Difesa - Magari Gigi Buffon, anche per i problemi fisici patiti negli ultimi anni, non sarà più lo stesso muro invalicabile visto nella rassegna tedesca, ma rimane sicuramente tra i primi 3 migliori portieri al mondo insieme a Casillas e Julio Cesar, tra l'altro non esenti da ''papere'' nella stagione europea appena conclusa. Il ruolo di secondo portiere che fu quattro anni fa di Amelia sarà ricoperto dal cagliaritano Marchetti, con De Sanctis come terzo portiere a portare esperienza nello spogliatoio. Il reparto a destare maggiori preoccupazioni è però senza dubbio la linea difensiva azzurra: Cannavaro è reduce dall' ''annus horribilis'' della Juve, del quale si può dire sia stato uno dei principali responsabili, e sembra davvero tutto tranne che una sicurezza. Sicurezza che sembra invece dote del compagno di squadra Chiellini, al contrario uno dei migliori nella pur sempre disastrosa stagione bianconera. A destra oggi come allora ci sarà Zambrotta, anche lui apparso parecchio appannato all'alba dei 33 anni, mentre sulla sinistra il posto che fu del protagonista in Germania Grosso, tagliato da Lippi dopo l'inserimento nella lista dei 30, sarà di uno tra il genoano Criscito e il napoletano Maggio. Le alternative per il reparto arretrato sono il genoano Bocchetti e la rivelazione del Bari Bonucci, schierabili al centro con l'eventuale spostamento di Chiellini sulla fascia sinistra, come ai tempi di Fiorentina e Livorno.

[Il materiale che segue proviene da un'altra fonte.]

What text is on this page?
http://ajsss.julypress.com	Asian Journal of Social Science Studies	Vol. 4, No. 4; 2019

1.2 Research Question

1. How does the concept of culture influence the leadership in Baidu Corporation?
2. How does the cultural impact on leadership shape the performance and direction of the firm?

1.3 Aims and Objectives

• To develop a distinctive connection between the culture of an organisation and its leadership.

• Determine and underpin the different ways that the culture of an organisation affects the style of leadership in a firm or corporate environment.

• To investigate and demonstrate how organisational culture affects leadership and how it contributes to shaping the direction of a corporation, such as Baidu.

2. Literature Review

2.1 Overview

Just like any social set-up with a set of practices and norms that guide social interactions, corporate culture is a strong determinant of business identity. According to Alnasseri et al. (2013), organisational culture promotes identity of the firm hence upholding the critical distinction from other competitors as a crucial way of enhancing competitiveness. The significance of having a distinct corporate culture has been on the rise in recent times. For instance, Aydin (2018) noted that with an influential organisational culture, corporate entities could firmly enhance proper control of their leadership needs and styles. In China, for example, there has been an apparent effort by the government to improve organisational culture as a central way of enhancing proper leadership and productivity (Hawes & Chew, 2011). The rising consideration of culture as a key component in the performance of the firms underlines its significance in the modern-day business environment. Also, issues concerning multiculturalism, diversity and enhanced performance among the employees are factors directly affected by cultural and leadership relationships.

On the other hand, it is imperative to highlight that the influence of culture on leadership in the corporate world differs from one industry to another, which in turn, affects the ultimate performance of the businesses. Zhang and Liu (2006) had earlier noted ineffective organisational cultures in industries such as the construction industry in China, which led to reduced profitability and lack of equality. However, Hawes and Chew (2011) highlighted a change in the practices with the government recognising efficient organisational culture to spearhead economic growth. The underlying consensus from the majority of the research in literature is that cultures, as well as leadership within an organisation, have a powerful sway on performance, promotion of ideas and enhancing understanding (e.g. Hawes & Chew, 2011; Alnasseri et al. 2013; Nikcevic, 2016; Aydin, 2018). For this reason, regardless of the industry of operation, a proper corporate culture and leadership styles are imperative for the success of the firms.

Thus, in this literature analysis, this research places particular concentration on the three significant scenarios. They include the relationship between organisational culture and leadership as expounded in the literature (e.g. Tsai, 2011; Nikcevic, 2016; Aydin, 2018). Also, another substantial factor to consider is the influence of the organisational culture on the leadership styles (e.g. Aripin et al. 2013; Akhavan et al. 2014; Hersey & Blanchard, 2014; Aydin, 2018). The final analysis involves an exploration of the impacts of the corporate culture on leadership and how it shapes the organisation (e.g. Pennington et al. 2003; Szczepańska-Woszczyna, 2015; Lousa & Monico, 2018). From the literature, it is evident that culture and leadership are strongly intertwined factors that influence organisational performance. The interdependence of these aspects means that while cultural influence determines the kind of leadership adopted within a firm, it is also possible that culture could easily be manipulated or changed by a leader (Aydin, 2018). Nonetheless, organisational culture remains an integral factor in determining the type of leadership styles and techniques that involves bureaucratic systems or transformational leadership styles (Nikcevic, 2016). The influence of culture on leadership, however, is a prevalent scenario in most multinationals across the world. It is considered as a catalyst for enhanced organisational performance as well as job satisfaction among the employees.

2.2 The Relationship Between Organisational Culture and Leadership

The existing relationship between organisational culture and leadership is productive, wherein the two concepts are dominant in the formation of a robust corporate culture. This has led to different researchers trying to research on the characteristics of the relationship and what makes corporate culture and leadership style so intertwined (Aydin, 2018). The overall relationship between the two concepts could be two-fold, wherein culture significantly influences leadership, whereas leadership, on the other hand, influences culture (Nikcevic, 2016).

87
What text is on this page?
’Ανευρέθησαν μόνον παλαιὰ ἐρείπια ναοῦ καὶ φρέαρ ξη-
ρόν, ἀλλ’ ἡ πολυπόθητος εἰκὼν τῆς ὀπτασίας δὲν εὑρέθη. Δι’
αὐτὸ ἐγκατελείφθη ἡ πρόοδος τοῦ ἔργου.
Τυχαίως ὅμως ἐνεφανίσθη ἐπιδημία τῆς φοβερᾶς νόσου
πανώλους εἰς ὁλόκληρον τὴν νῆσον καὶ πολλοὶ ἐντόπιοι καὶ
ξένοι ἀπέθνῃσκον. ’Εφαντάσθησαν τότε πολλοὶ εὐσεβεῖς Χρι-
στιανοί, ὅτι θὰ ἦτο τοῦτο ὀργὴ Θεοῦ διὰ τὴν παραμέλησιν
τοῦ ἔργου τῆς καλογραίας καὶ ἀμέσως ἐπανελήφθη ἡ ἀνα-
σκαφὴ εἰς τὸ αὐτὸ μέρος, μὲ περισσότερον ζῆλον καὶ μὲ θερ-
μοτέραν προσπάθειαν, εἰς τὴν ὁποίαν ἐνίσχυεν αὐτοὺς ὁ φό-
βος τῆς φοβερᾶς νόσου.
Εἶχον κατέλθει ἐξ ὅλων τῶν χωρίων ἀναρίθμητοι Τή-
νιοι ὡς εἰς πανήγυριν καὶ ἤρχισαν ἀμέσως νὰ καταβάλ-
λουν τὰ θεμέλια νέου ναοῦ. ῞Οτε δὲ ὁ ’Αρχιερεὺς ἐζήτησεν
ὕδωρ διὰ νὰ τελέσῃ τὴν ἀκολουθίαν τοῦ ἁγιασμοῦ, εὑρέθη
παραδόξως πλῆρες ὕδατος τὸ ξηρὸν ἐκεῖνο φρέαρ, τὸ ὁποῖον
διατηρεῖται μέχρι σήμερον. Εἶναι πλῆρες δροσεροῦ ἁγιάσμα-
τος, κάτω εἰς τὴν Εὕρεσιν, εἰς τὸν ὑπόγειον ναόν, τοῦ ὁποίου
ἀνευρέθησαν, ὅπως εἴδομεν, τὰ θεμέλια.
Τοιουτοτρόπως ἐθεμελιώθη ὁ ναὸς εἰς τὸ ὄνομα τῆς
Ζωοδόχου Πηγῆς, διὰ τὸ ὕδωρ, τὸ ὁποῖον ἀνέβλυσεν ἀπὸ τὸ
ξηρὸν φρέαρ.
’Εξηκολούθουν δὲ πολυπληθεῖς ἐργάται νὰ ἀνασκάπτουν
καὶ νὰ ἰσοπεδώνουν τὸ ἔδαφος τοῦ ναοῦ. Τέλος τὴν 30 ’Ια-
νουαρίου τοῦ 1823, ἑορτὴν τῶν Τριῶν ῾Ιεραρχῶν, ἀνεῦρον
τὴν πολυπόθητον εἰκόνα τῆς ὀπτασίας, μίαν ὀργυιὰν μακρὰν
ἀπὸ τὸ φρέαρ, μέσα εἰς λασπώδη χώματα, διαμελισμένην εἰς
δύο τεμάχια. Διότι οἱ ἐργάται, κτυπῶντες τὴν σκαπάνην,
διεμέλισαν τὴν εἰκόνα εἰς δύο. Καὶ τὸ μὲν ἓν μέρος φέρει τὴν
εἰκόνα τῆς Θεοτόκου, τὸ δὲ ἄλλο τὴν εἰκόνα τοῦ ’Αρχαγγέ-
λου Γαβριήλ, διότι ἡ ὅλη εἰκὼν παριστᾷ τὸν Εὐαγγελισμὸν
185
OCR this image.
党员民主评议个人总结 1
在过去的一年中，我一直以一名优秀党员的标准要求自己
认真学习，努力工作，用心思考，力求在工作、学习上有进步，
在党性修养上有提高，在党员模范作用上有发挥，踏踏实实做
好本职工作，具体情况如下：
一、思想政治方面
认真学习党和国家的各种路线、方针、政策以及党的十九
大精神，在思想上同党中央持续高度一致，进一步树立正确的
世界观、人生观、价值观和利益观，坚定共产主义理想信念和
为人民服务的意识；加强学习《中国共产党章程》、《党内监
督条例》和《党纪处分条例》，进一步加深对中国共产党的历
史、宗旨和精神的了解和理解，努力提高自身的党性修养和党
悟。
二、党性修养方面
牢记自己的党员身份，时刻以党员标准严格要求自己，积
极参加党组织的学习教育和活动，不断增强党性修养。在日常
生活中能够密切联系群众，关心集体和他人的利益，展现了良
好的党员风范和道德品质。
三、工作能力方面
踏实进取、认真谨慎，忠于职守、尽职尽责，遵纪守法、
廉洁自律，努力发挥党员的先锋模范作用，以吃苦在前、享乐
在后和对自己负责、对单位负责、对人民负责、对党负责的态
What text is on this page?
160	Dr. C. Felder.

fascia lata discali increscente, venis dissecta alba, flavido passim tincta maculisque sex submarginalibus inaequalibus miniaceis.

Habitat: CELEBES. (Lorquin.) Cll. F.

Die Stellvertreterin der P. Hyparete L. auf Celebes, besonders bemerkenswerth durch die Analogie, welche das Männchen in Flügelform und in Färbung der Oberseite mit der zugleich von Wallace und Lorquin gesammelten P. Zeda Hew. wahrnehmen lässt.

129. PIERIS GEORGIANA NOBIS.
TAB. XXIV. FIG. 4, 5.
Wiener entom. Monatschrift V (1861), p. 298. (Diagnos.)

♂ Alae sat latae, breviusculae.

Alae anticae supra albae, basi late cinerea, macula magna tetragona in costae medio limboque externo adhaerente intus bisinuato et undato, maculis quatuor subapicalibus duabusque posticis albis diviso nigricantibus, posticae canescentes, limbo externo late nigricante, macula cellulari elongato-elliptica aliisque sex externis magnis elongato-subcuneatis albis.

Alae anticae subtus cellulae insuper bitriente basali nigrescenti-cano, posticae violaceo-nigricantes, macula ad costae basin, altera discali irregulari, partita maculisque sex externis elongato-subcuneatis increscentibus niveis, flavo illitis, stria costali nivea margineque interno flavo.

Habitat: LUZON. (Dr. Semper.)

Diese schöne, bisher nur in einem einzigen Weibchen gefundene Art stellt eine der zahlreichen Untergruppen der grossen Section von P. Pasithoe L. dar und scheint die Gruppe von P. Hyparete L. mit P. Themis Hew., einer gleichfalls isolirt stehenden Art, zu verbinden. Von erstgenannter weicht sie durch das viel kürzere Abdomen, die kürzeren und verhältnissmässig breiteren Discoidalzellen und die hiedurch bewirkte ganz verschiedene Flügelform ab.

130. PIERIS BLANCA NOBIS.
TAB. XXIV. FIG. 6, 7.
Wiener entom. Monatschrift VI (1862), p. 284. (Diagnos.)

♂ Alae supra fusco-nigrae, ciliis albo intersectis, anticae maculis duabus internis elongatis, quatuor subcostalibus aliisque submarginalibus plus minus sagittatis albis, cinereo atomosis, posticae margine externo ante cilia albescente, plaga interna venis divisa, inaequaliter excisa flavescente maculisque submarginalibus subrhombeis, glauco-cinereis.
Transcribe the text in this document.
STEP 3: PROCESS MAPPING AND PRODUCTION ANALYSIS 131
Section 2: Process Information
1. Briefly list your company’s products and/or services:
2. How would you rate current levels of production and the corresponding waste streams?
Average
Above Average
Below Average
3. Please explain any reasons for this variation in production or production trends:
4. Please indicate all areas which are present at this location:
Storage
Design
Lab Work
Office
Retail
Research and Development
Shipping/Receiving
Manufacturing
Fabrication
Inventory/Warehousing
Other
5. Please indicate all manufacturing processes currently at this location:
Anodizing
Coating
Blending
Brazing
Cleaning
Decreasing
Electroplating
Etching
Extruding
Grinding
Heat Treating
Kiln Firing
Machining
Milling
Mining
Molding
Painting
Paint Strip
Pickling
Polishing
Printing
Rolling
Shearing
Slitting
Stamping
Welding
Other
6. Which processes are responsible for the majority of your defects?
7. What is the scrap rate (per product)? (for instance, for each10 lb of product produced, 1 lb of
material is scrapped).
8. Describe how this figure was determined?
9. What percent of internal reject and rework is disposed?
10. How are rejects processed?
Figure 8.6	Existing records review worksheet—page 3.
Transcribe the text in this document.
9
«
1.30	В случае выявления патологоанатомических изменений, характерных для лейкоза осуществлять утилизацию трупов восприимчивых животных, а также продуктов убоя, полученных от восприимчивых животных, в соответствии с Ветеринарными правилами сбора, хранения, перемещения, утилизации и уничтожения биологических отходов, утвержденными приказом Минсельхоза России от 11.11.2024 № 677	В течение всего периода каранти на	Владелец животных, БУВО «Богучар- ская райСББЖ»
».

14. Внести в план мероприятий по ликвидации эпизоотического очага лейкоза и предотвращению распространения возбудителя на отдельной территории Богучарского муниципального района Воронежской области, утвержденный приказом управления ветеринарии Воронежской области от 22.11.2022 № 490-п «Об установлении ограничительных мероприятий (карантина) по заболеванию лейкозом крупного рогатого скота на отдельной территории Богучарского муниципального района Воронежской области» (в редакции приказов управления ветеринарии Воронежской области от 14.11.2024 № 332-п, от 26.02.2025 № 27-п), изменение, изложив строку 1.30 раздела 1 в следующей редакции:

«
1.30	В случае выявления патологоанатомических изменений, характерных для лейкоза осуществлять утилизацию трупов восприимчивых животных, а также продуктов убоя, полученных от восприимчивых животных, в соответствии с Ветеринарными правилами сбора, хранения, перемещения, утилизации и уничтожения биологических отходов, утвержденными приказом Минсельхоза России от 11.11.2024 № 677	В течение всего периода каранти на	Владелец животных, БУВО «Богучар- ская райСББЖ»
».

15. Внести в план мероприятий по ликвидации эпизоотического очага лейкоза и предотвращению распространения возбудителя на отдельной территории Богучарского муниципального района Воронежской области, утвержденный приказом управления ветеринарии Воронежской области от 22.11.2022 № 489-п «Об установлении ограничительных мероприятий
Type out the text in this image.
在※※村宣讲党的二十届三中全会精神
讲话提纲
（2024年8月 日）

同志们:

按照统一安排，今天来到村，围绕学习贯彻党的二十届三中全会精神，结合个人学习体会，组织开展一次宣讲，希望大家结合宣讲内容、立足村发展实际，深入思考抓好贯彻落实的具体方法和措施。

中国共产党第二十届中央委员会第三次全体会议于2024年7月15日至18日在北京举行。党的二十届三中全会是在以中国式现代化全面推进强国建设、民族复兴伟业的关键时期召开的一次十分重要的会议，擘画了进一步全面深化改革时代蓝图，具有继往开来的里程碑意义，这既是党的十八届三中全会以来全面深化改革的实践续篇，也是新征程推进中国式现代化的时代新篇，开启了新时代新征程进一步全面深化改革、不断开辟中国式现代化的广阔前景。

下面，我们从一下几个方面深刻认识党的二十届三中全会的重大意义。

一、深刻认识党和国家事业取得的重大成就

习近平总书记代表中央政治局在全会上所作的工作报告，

Centrocampo - L'infortunio di Pirlo, pur anche lui in netta flessione nell'ultimo anno, ha complicato i piani di Lippi, che ricorrerà così almeno sino al rientro del rossonero a uno tra Gattuso, Montolivo e Palmobo sulla linea mediana accanto a De Rossi, con i primi due leggermente favoriti in partenza, soprattutto il giocatore della Fiorentina, mentre Gattuso viene considerato funzionale soprattutto come leader dello spogliatoio. C'è poi da sciogliere il nodo sul modulo che sarà impiegato dal ct, con ogni probabilità uno tra il 4-2-3-1 e il 4-3-3. Nel primo caso probabile l'impiego di Marchisio come trequartista a supporto dell'unica punta e dei due esterni d'attacco, che dovrebbero Iaquinta e il capocannoniere della Serie A Di Natale, trasformati in ali vere e proprie nel passaggio al più classico 4-3-3. In panchina, pronto ad entrare in campo, ci sarà l'udinese Simone Pepe, pupillo di Lippi, mentre restano tutte da verificare le condizioni dell'italo-argentino Mauro Camoranesi, alle prese con problemi al ginocchio ma che potrebbe recuperare già per il secondo match del girone contro la Nuova Zelanda. In preallarme, soprattutto per la questione Pirlo, rimarrà fino all'ultimo il cagliaritano Cossu, aggregato come 24esimo alla spedizione azzurra imbarcatasi per Johannesburg.

Attacco - Detto di Iaquinta e Di Natale e dei loro possibili alter ego Pepe e Camoranesi, per il ruolo di punta centrale è favorito ''Il Gila'', Alberto Gilardino, sul ''Pazzo'', Giampaolo Pazzini, goleador della Sampdoria quest'anno autrice di una storica qualificazione in Champions League. Mancheranno, come detto più volte, attaccanti come Cassano, Balotelli e Miccoli, ma anche Luca Toni, l'ariete degli azzurri a Germania 2006, capocannoniere della spedizione azzurra insieme a Materazzi con la doppietta nei quarti di finale contro l'Ucraina (anche se andrebbe ricordato pure il gol regolare annullato in finale contro la Francia). Comunque sia, il passato è passato, Germania 2006 è in archivio. Ora è il momento di provare a scrivere la storia anche a Sudafrica 2010. E vedendo le imprese dell'Inter nel calcio e della Schiavone nel tennis verrebbe da dire, come recitavano le maglie dei fan della tennista milanese, Nothing is impossible. E non a caso Lippi ha detto di volersi ispirare per questo mondiale proprio dalla Schiavone. Quindi, forza azzurri!